Abstract

Background/aims To assess the sensitivity and specificity of IgA and IgG tissue-transglutaminase antibodies assay, the pattern of antibody decline after gluten withdrawal and their modifications with reference to dietary compliance. Subjects We studied sera from 143 untreated coeliac children and adolescents (8.8 ± 6.1 years), 212 sera from 97 of those patients after gluten withdrawal, and 64 control subjects with non-coeliac intestinal disorders (6.8 ± 4.8 years). Methods Samples were tested for IgA and IgG class tissue-transglutaminase antibodies by radiobinding assay, using human-derived tissue-transglutaminase, and for IgA anti-endomysium antibodies by indirect immunofluorescence on monkey oesophagus.

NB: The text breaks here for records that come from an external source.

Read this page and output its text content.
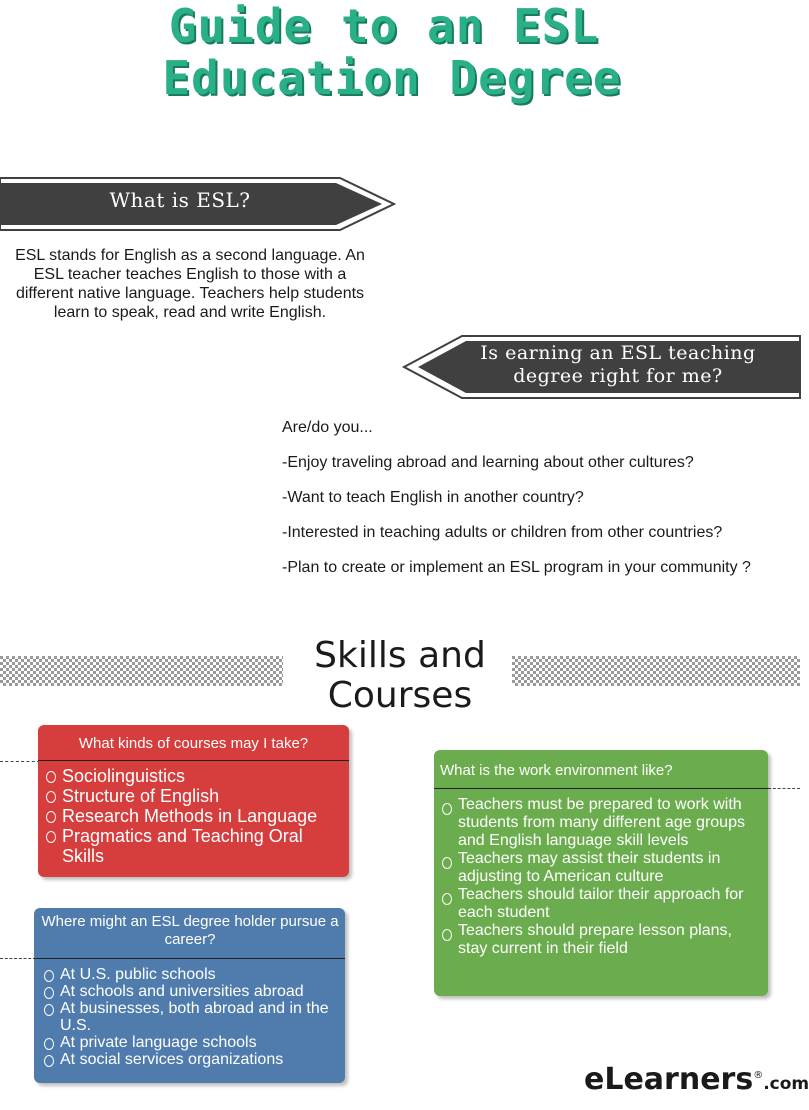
Guide to an ESL
Education Degree
What is ESL?
ESL stands for English as a second language. An ESL teacher teaches English to those with a different native language. Teachers help students learn to speak, read and write English.
Is earning an ESL teaching
degree right for me?
Are/do you...
-Enjoy traveling abroad and learning about other cultures?
-Want to teach English in another country?
-Interested in teaching adults or children from other countries?
-Plan to create or implement an ESL program in your community ?
Skills and
Courses
What kinds of courses may I take?
Sociolinguistics
Structure of English
Research Methods in Language
Pragmatics and Teaching Oral Skills
Where might an ESL degree holder pursue a career?
At U.S. public schools
At schools and universities abroad
At businesses, both abroad and in the U.S.
At private language schools
At social services organizations
What is the work environment like?
Teachers must be prepared to work with students from many different age groups and English language skill levels
Teachers may assist their students in adjusting to American culture
Teachers should tailor their approach for each student
Teachers should prepare lesson plans, stay current in their field
eLearners®.com
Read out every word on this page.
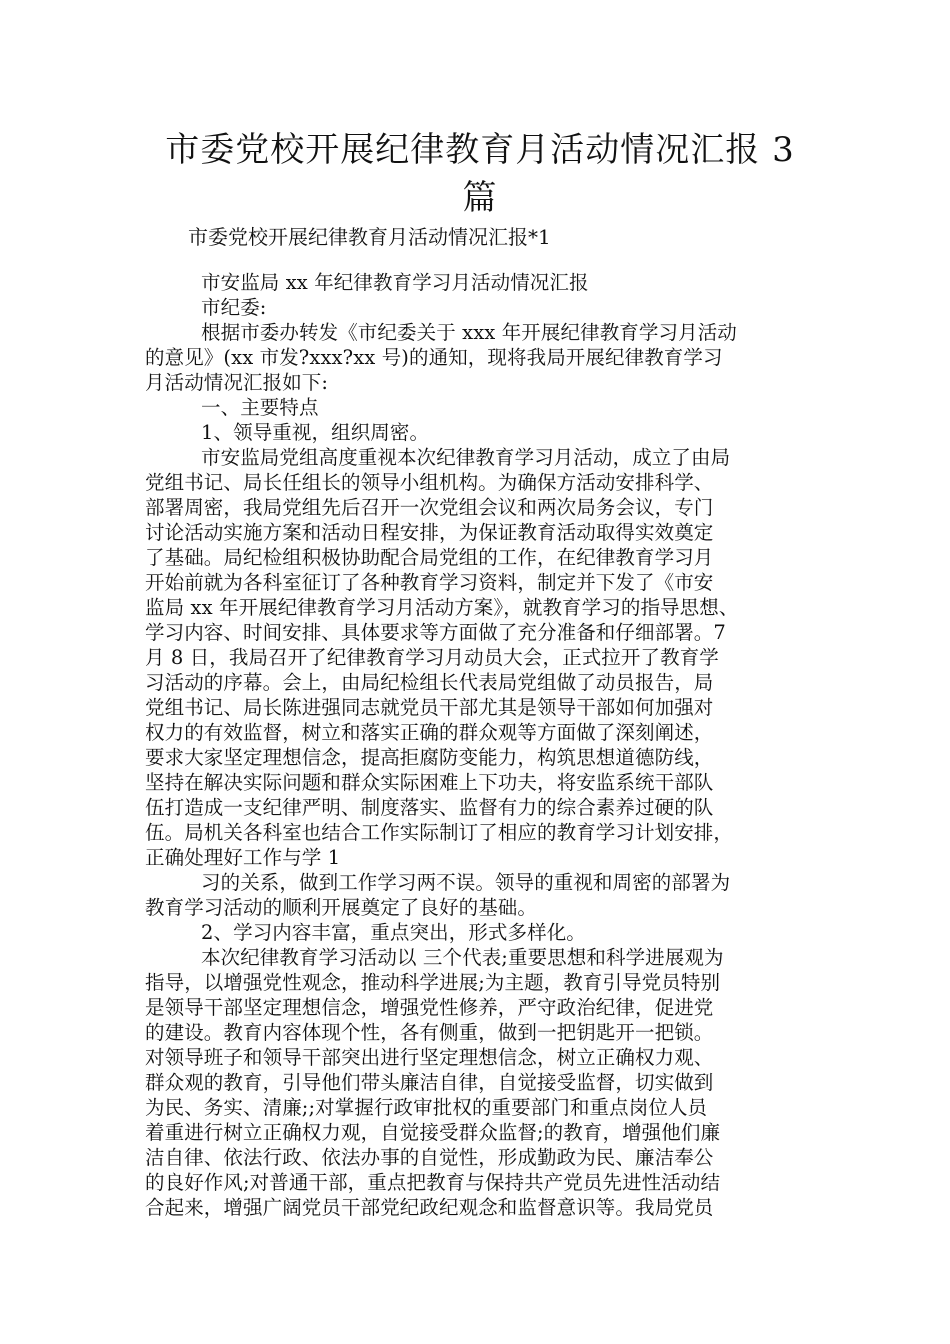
市委党校开展纪律教育月活动情况汇报 3
篇

市委党校开展纪律教育月活动情况汇报*1

市安监局 xx 年纪律教育学习月活动情况汇报
市纪委:
根据市委办转发《市纪委关于 xxx 年开展纪律教育学习月活动
的意见》(xx 市发?xxx?xx 号)的通知，现将我局开展纪律教育学习
月活动情况汇报如下:
一、主要特点
1、领导重视，组织周密。
市安监局党组高度重视本次纪律教育学习月活动，成立了由局
党组书记、局长任组长的领导小组机构。为确保方活动安排科学、
部署周密，我局党组先后召开一次党组会议和两次局务会议，专门
讨论活动实施方案和活动日程安排，为保证教育活动取得实效奠定
了基础。局纪检组积极协助配合局党组的工作，在纪律教育学习月
开始前就为各科室征订了各种教育学习资料，制定并下发了《市安
监局 xx 年开展纪律教育学习月活动方案》，就教育学习的指导思想、
学习内容、时间安排、具体要求等方面做了充分准备和仔细部署。7
月 8 日，我局召开了纪律教育学习月动员大会，正式拉开了教育学
习活动的序幕。会上，由局纪检组长代表局党组做了动员报告，局
党组书记、局长陈进强同志就党员干部尤其是领导干部如何加强对
权力的有效监督，树立和落实正确的群众观等方面做了深刻阐述，
要求大家坚定理想信念，提高拒腐防变能力，构筑思想道德防线，
坚持在解决实际问题和群众实际困难上下功夫，将安监系统干部队
伍打造成一支纪律严明、制度落实、监督有力的综合素养过硬的队
伍。局机关各科室也结合工作实际制订了相应的教育学习计划安排，
正确处理好工作与学 1
习的关系，做到工作学习两不误。领导的重视和周密的部署为
教育学习活动的顺利开展奠定了良好的基础。
2、学习内容丰富，重点突出，形式多样化。
本次纪律教育学习活动以 三个代表;重要思想和科学进展观为
指导，以增强党性观念，推动科学进展;为主题，教育引导党员特别
是领导干部坚定理想信念，增强党性修养，严守政治纪律，促进党
的建设。教育内容体现个性，各有侧重，做到一把钥匙开一把锁。
对领导班子和领导干部突出进行坚定理想信念，树立正确权力观、
群众观的教育，引导他们带头廉洁自律，自觉接受监督，切实做到
为民、务实、清廉;;对掌握行政审批权的重要部门和重点岗位人员
着重进行树立正确权力观，自觉接受群众监督;的教育，增强他们廉
洁自律、依法行政、依法办事的自觉性，形成勤政为民、廉洁奉公
的良好作风;对普通干部，重点把教育与保持共产党员先进性活动结
合起来，增强广阔党员干部党纪政纪观念和监督意识等。我局党员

Results Untreated coeliac patients had significantly higher titres of IgA and IgG tissue-transglutaminase antibodies than controls ( p < 0.00001); the diagnostic sensitivity was 95.8% and 99.3%, respectively, and the specificity was 95.3%. Three patients with selective IgA deficiency were positive for IgG tissue-transglutaminase antibodies. The concordance rate between IgA tissue-transglutaminase antibodies and anti-endomysium antibodies was 98.1%. Patients on gluten-free diet showed a significant decrease in IgA and IgG tissue-transglutaminase antibodies with respect to untreated patients ( p < 0.0001). Tissue-transglutaminase was more sensible than anti-endomysium antibodies to detect small amounts of gluten intake when the compliance was poor. Conclusions The recombinant human tissue-transglutaminase antibodies assay is a highly sensitive and specific test for diagnosis of coeliac disease, and it is useful in monitoring the compliance to gluten-free diet.